Membrane-induced Allosteric Control of Phospholipase C-{beta} Isozymes [Membrane Biology]

September 5th, 2014 by Charpentier, T. H., Waldo, G. L., Barrett, M. O., Huang, W., Zhang, Q., Harden, T. K., Sondek, J.

All peripheral membrane proteins must negotiate unique constraints intrinsic to the biological interface of lipid bilayers and the cytosol. Phospholipase C-β (PLC-β) isozymes hydrolyze the membrane lipid phosphatidylinositol 4,5-bisphosphate (PIP2) to propagate diverse intracellular responses that underlie the physiological action of many hormones, neurotransmitters, and growth factors. PLC-β isozymes are auto-inhibited and several proteins, including Gαq, Gβγ, and Rac1 directly engage distinct regions of these phospholipases to release auto-inhibition.
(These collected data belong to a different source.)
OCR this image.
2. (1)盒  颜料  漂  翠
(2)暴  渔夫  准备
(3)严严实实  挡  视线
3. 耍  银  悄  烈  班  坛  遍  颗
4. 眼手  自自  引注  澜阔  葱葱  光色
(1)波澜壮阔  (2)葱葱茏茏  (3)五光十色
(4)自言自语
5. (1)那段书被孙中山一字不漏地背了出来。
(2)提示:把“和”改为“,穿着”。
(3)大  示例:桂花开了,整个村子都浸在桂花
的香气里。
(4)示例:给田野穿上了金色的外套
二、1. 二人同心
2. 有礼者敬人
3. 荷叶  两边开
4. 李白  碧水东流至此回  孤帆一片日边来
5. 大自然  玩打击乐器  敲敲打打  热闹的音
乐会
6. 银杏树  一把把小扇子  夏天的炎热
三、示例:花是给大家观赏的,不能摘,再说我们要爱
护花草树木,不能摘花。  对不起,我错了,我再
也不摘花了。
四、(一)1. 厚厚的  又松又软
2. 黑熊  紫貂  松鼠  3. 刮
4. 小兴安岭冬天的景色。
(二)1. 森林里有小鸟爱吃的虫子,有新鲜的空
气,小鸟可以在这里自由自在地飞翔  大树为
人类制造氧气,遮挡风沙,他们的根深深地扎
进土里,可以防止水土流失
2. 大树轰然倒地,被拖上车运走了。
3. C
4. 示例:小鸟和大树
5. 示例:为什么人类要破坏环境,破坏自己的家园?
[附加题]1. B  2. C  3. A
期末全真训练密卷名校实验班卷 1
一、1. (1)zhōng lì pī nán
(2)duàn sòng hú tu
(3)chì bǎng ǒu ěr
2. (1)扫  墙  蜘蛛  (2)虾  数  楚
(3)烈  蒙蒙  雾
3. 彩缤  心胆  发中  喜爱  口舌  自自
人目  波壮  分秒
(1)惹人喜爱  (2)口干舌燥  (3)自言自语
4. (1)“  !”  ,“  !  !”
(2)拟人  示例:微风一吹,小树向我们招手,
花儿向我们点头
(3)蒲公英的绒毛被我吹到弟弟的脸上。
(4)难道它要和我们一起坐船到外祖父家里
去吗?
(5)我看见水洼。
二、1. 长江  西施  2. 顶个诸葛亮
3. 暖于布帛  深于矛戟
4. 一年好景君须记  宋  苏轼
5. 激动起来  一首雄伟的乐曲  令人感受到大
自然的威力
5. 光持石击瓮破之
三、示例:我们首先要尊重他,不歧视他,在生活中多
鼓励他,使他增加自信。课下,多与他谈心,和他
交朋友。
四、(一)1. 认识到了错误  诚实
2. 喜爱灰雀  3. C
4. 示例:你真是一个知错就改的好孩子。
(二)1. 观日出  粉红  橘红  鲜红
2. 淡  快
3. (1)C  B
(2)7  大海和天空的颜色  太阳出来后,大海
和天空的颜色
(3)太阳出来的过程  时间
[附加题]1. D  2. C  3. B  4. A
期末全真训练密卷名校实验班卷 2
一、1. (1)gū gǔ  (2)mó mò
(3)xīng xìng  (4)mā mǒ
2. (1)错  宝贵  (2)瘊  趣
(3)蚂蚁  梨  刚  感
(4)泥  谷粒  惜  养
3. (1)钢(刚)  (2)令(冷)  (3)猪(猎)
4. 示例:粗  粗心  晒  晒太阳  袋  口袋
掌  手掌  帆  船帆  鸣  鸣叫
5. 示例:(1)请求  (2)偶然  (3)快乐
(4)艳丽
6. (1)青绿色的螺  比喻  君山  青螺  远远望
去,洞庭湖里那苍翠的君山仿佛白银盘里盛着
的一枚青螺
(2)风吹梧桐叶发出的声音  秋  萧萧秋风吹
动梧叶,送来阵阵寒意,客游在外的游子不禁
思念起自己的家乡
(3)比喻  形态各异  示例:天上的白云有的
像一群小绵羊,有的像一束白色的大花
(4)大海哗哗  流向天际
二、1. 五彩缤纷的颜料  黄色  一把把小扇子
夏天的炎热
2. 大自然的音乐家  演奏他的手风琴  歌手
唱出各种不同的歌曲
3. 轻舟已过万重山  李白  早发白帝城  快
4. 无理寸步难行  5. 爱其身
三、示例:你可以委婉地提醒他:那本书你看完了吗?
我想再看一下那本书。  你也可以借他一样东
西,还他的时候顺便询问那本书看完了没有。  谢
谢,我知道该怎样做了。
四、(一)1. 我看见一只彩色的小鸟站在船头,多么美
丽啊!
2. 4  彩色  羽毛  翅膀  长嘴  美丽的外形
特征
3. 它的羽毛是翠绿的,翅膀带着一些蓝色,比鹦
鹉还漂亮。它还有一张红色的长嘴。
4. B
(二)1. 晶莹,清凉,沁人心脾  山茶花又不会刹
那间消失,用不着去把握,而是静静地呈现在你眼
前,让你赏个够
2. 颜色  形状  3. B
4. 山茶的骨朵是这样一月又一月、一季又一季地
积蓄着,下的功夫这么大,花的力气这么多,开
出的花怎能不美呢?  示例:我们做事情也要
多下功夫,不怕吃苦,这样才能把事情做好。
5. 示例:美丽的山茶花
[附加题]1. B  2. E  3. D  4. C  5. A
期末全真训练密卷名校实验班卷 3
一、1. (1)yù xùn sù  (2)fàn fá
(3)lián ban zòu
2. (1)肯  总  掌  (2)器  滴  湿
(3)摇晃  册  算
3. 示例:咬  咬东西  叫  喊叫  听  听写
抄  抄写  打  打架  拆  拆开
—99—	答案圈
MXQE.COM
To understand this process, we used a novel, soluble analog of PIP2 that increases in fluorescence upon cleavage to monitor phospholipase activity in real-time in the absence of membranes or detergents. High concentrations of Gαq or Gβ1γ2 did not activate purified PLC-β3 under these conditions despite their robust capacity to activate PLC-β3 at membranes. In addition, mutants of PLC-β3 with crippled auto-inhibition dramatically accelerated the hydrolysis of PIP2 in membranes without an equivalent acceleration in the hydrolysis of the soluble analog. Our results illustrate that membranes are integral for the activation of PLC-β isozymes by diverse modulators, and we propose a model describing membrane-mediated allosterism within PLC-β isozymes.